A Cornare já tentou as duas estratégias, mas, segundo Echeverri, resultaram “caras e pouco efetivas”.

No ano passado, o Ministério do Meio Ambiente declarou os hipopótamos como “espécie invasora”, abrindo as portas para eventuais caças ao animal.

Echeverri destaca que sacrificá-los “sem dor, com uma metodologia tecnicamente correta, também não é fácil”, já que implica capturá-los e sedá-los para realizar uma espécie de eutanásia.

Uma pesquisa da estatal Universidade Nacional estima que, até 2035, a população pode chegar a mil hipopótamos e levanta a possibilidade de uma eliminação com armas de fogo, mas Echeverri e moradores rejeitam.

Transferidos para zoológicos

Em um esforço para “salvar sua vida”, o governo de Antioquia revelou no início do ano um plano para transferir cerca de 70 hipopótamos para santuários de fauna no México e Índia.

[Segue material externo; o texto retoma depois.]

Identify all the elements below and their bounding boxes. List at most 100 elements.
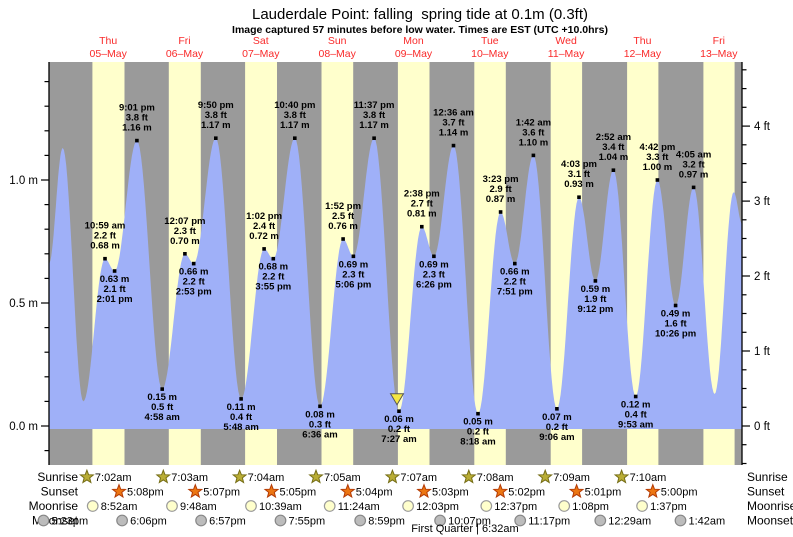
tide-point-dot (633, 394, 638, 399)
tide-label-line: 2.3 ft (174, 226, 197, 237)
chart-title: Lauderdale Point: falling spring tide at… (252, 6, 588, 23)
tide-point: 4:03 pm3.1 ft0.93 m (561, 159, 597, 199)
now-marker-triangle (389, 393, 405, 406)
tide-point: 0.05 m0.2 ft8:18 am (460, 411, 496, 448)
tide-point: 3:23 pm2.9 ft0.87 m (483, 174, 519, 214)
tide-label-line: 0.49 m (661, 309, 691, 320)
moonrise-circle-icon (480, 500, 493, 512)
tide-label-line: 0.12 m (621, 400, 651, 411)
tide-point-dot (135, 138, 139, 143)
sunrise-time: 7:02am (95, 472, 132, 484)
moonrise-time: 1:37pm (650, 501, 687, 513)
tide-label-line: 2.4 ft (253, 221, 276, 232)
tide-label-line: 0.87 m (486, 194, 516, 205)
tide-label-line: 0.68 m (259, 262, 289, 273)
tide-point: 2:38 pm2.7 ft0.81 m (404, 189, 440, 229)
tide-point-dot (341, 237, 345, 241)
tide-label-line: 1.17 m (201, 120, 231, 131)
moonset-circle-icon (514, 514, 527, 527)
right-axis-tick-label: 4 ft (754, 121, 771, 133)
tide-label-line: 3.8 ft (284, 110, 307, 121)
right-axis-tick-label: 3 ft (754, 196, 771, 208)
tide-label-line: 2.5 ft (332, 211, 355, 222)
sunrise-star-icon (384, 468, 401, 484)
moonset-time: 1:42am (689, 516, 726, 528)
astro-row-label-right-moonrise: Moonrise (747, 499, 793, 513)
moonrise-circle-icon (245, 500, 257, 512)
moonrise-time: 1:08pm (572, 501, 609, 513)
right-axis-tick-label: 0 ft (754, 421, 771, 433)
sunrise-time: 7:10am (630, 472, 667, 484)
tide-point-dot (293, 136, 297, 140)
tide-label-line: 5:48 am (223, 422, 258, 433)
tide-point-dot (420, 224, 424, 229)
astro-row-label-left-sunrise: Sunrise (37, 470, 78, 484)
tide-label-line: 2:01 pm (97, 294, 133, 305)
tide-label-line: 3.8 ft (126, 113, 149, 124)
tide-point-dot (577, 195, 581, 199)
tide-point: 0.11 m0.4 ft5:48 am (223, 397, 259, 433)
sunrise-time: 7:05am (324, 472, 361, 484)
tide-point-dot (673, 303, 678, 308)
tide-point-dot (318, 404, 322, 409)
moonset-time: 6:06pm (130, 516, 167, 528)
astro-row-label-right-sunrise: Sunrise (747, 470, 788, 484)
tide-point: 0.66 m2.2 ft2:53 pm (176, 261, 212, 298)
sunset-time: 5:08pm (127, 487, 164, 499)
sunset-star-icon (492, 483, 509, 499)
tide-point-dot (593, 279, 598, 283)
tide-point-dot (432, 254, 436, 259)
moonset-time: 10:07pm (448, 516, 491, 528)
tide-label-line: 1.17 m (280, 120, 310, 131)
right-axis-tick-label: 1 ft (754, 346, 771, 358)
day-of-week-label: Sun (328, 35, 347, 47)
day-of-week-label: Thu (633, 35, 651, 47)
tide-label-line: 2:53 pm (176, 287, 212, 298)
tide-point: 1:42 am3.6 ft1.10 m (516, 117, 551, 158)
tide-point-dot (476, 411, 480, 416)
sunset-time: 5:04pm (356, 487, 393, 499)
tide-label-line: 1.9 ft (584, 294, 607, 305)
tide-label-line: 12:07 pm (164, 216, 205, 227)
tide-point-dot (513, 261, 517, 266)
tide-label-line: 8:18 am (460, 437, 495, 448)
sunrise-star-icon (613, 468, 630, 484)
moonset-circle-icon (116, 514, 128, 527)
tide-point-dot (103, 256, 107, 261)
moonrise-time: 11:24am (338, 501, 380, 513)
moonset-circle-icon (594, 514, 607, 527)
tide-label-line: 0.2 ft (546, 422, 569, 433)
tide-label-line: 0.4 ft (230, 412, 253, 423)
tide-point: 0.59 m1.9 ft9:12 pm (577, 279, 613, 315)
tide-label-line: 0.66 m (179, 267, 209, 278)
tide-point-dot (531, 153, 536, 158)
tide-label-line: 6:26 pm (416, 279, 452, 290)
tide-label-line: 0.68 m (90, 241, 120, 252)
moonrise-circle-icon (402, 500, 415, 512)
tide-point: 0.63 m2.1 ft2:01 pm (97, 269, 133, 305)
moonset-time: 7:55pm (289, 516, 326, 528)
moonset-circle-icon (434, 514, 447, 527)
tide-point: 10:59 am2.2 ft0.68 m (85, 221, 126, 261)
tide-label-line: 3.2 ft (683, 159, 706, 170)
tide-label-line: 0.3 ft (309, 419, 332, 430)
astro-row-label-right-sunset: Sunset (747, 485, 785, 499)
tide-label-line: 9:01 pm (119, 103, 155, 114)
tide-point-dot (655, 178, 660, 182)
moonrise-circle-icon (558, 500, 571, 512)
tide-label-line: 9:06 am (539, 432, 574, 443)
tide-label-line: 3.6 ft (522, 127, 545, 138)
tide-label-line: 2.2 ft (183, 277, 206, 288)
day-date-label: 05–May (90, 48, 128, 60)
tide-label-line: 10:26 pm (655, 329, 696, 340)
moonrise-circle-icon (86, 500, 99, 512)
day-date-label: 06–May (166, 48, 204, 60)
moonset-circle-icon (354, 514, 367, 527)
moonrise-time: 9:48am (180, 501, 217, 513)
sunrise-star-icon (231, 468, 248, 484)
tide-point-dot (397, 409, 401, 413)
tide-label-line: 0.76 m (328, 221, 358, 232)
tide-label-line: 10:59 am (85, 221, 126, 232)
sunset-star-icon (187, 483, 204, 499)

Só falta a confirmação de autoridades da Colômbia e demais países.

Echeverri já liderou a captura e envio de sete exemplares a zoológicos do país e disse que o plano é “possível e necessário”.

Biólogos também advertem que a invasão destes animais desloca a fauna local, incluindo a vaca-marinha, um mamífero herbívoro que está na lista de espécies ameaçadas da União Internacional para a Conservação da Natureza.

Os fazendeiros reclamam dos estragos que causam, mas os outros moradores se afeiçoaram:

“Não levem todos. Já faz parte da nossa cultura conviver com eles e ter a companhia desta população é interessante”, justifica a professora Arango, com os olhos em seus alunos.